The protection from New Jersey’s failed lockdown is as fake as the protection of New Jersey’s “Dollar A Day” auto insurance. New Jersey started mandatory “no fault” car insurance back in the 1970’s some 45 years ago. The idea was that if every driver were forced to buy car insurance, every driver and passenger in New Jersey would be protected with quick payment of medical bills and fair compensation for any auto accident. The program was a disaster.
Certain lawyers and doctors quickly gamed the system and increased the amounts of claims. Massive legal and illegal immigration and breakdowns in law enforcement increased the number of accidents as well as the damage and injuries. Auto insurance costs rapidly increased and auto insurance in New Jersey quickly became unaffordable and unsustainable.
In 2001, the high cost of auto insurance became New Jersey’s most important political issue. Democrat Jim McGreevy was elected Governor, and Democrats won majorities in both houses of the Legislature by promising to cut the cost of auto insurance.

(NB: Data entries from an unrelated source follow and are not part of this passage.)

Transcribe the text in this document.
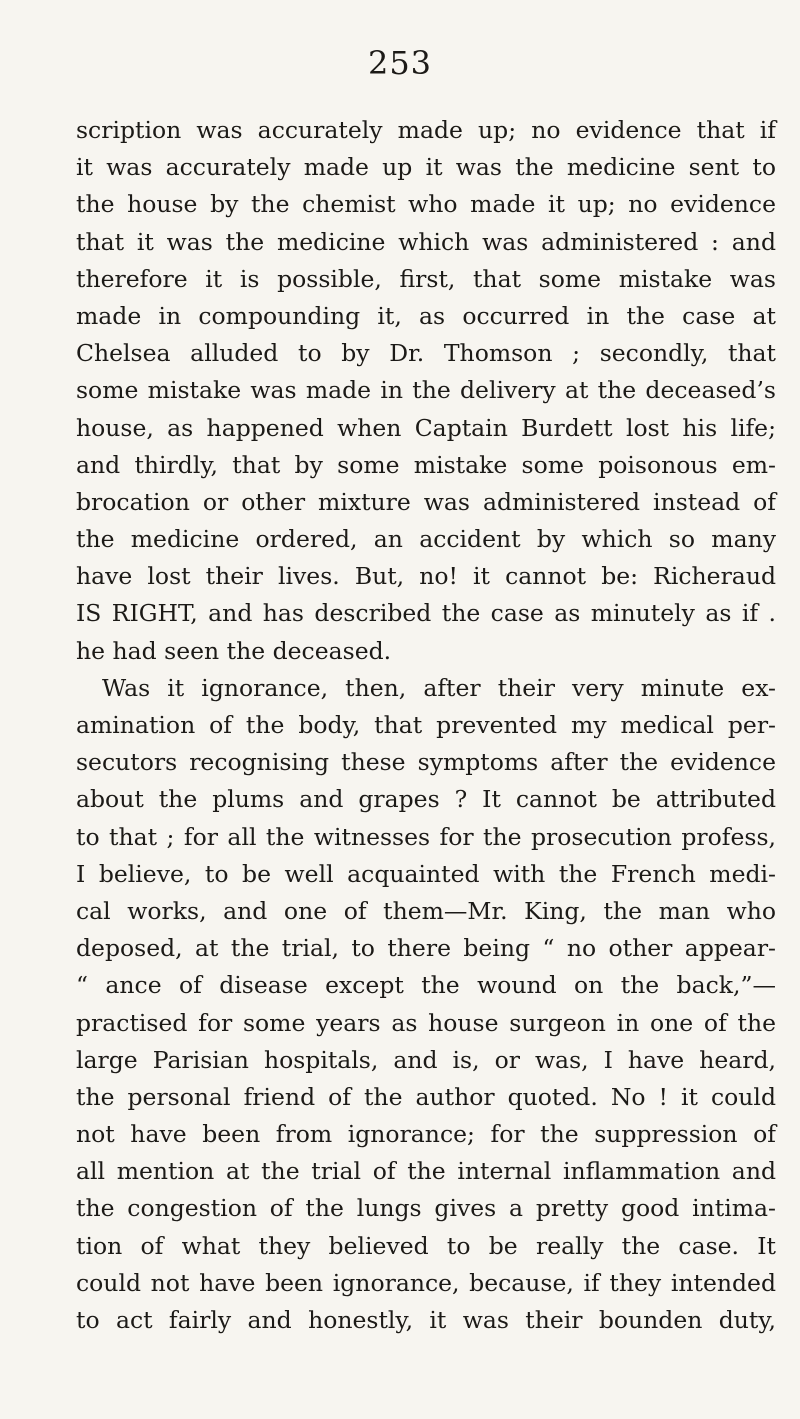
253
scription was accurately made up; no evidence that if
it was accurately made up it was the medicine sent to
the house by the chemist who made it up; no evidence
that it was the medicine which was administered : and
therefore it is possible, first, that some mistake was
made in compounding it, as occurred in the case at
Chelsea alluded to by Dr. Thomson ; secondly, that
some mistake was made in the delivery at the deceased’s
house, as happened when Captain Burdett lost his life;
and thirdly, that by some mistake some poisonous em-
brocation or other mixture was administered instead of
the medicine ordered, an accident by which so many
have lost their lives. But, no! it cannot be: Richeraud
IS RIGHT, and has described the case as minutely as if .
he had seen the deceased.
Was it ignorance, then, after their very minute ex-
amination of the body, that prevented my medical per-
secutors recognising these symptoms after the evidence
about the plums and grapes ? It cannot be attributed
to that ; for all the witnesses for the prosecution profess,
I believe, to be well acquainted with the French medi-
cal works, and one of them—Mr. King, the man who
deposed, at the trial, to there being “ no other appear-
“ ance of disease except the wound on the back,”—
practised for some years as house surgeon in one of the
large Parisian hospitals, and is, or was, I have heard,
the personal friend of the author quoted. No ! it could
not have been from ignorance; for the suppression of
all mention at the trial of the internal inflammation and
the congestion of the lungs gives a pretty good intima-
tion of what they believed to be really the case. It
could not have been ignorance, because, if they intended
to act fairly and honestly, it was their bounden duty,
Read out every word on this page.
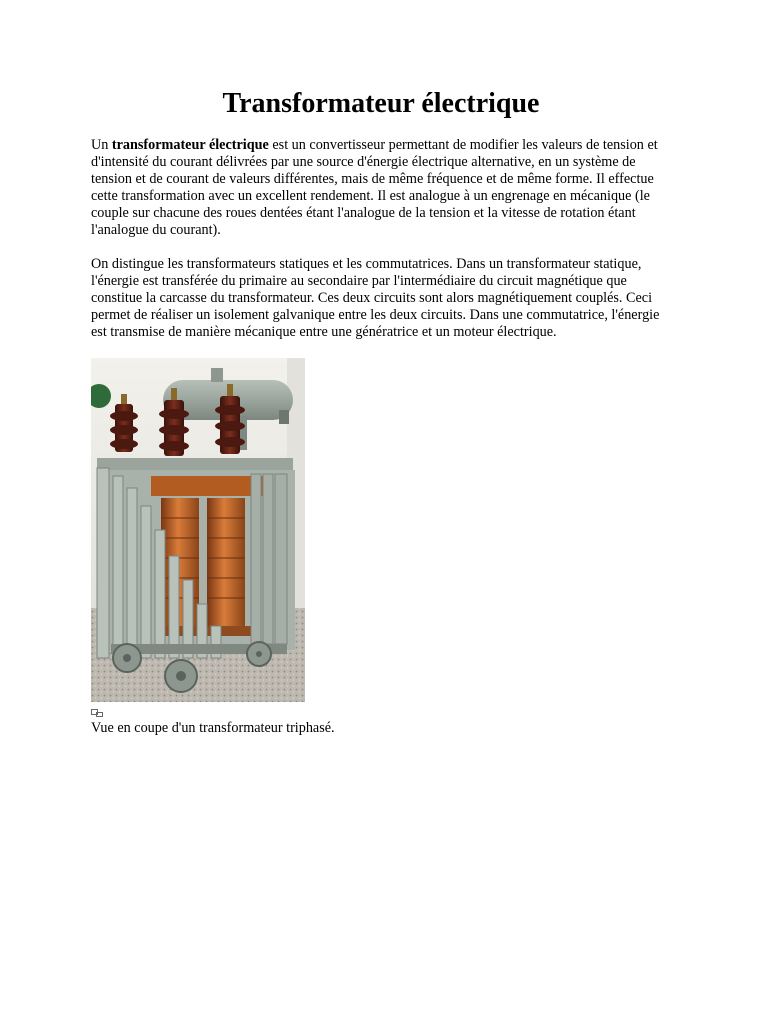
Transformateur électrique

Un transformateur électrique est un convertisseur permettant de modifier les valeurs de tension et d'intensité du courant délivrées par une source d'énergie électrique alternative, en un système de tension et de courant de valeurs différentes, mais de même fréquence et de même forme. Il effectue cette transformation avec un excellent rendement. Il est analogue à un engrenage en mécanique (le couple sur chacune des roues dentées étant l'analogue de la tension et la vitesse de rotation étant l'analogue du courant).

On distingue les transformateurs statiques et les commutatrices. Dans un transformateur statique, l'énergie est transférée du primaire au secondaire par l'intermédiaire du circuit magnétique que constitue la carcasse du transformateur. Ces deux circuits sont alors magnétiquement couplés. Ceci permet de réaliser un isolement galvanique entre les deux circuits. Dans une commutatrice, l'énergie est transmise de manière mécanique entre une génératrice et un moteur électrique.

Vue en coupe d'un transformateur triphasé.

By 2003, Democrats did work with Republicans to get some waste and fraud out of the system. They also brought some insurance companies back to New Jersey. However, they did virtually nothing to get bad drivers off the road. Instead, they created new fake auto insurance policies called “Basic Policies”. They were often called “Dollar a Day” policies because they originally sold for $365 per year. (Today they cost about $800 per year).
However, they are fake insurance because they insure almost nothing. If you are hurt by a careless or reckless driver with a “Basic Policy”, his or her insurance company will not pay you a nickel. The most you can get is up to $5,000 for damage to your car. In short, someone hurt by a careless or reckless driver with a “Basic” or “Dollar A Day” policy has even less protection than someone hurt by an uninsured driver 45 years ago!
What do we do when we can no longer rely on state laws, law enforcement, “mandatory insurance” to protect us from dangerous drivers? We need to think and act on our own to protect ourselves and our families!
We need to buy big cars with lots of safety features and use seatbelts and secure child seats. We need to drive defensively. We can no longer assume other drivers will signal when turning or stop at red lights or stop signs. Finally, we need to pay extra for “under-insured” insurance to get compensation if we do get hurt by a careless or reckless driver with a “Basic” or “Dollar a Day” policy.
Unfortunately, that is where New Jersey’ government has also put us with coronavirus. We cannot trust our government or assume it is protecting us. We must be extra careful to protect ourselves and our families.
We and everyone in our family must use our own judgments and act accordingly. We must decide for ourselves who to trust without masks or social distance. We must insist on social distance and masks when we have contact with anyone we believe has not taken precautions to avoid the virus. We need to be careful to wash our hands often, and avoid touching our faces.
At times, this will get ugly. Since our public health officials refuse to tell us who is infected, or where or how they got infected, we need to rely on friends, family, co-workers, social media, and our instincts as a substitute. These judgments will often be based on unreliable rumors. They may often be inaccurate, unfair, and hurtful. However, unlike in Taiwan, Hong Kong, and South Korea, we in Governor Murphy’s New Jersey have a dysfunctional government that gives us no other choice.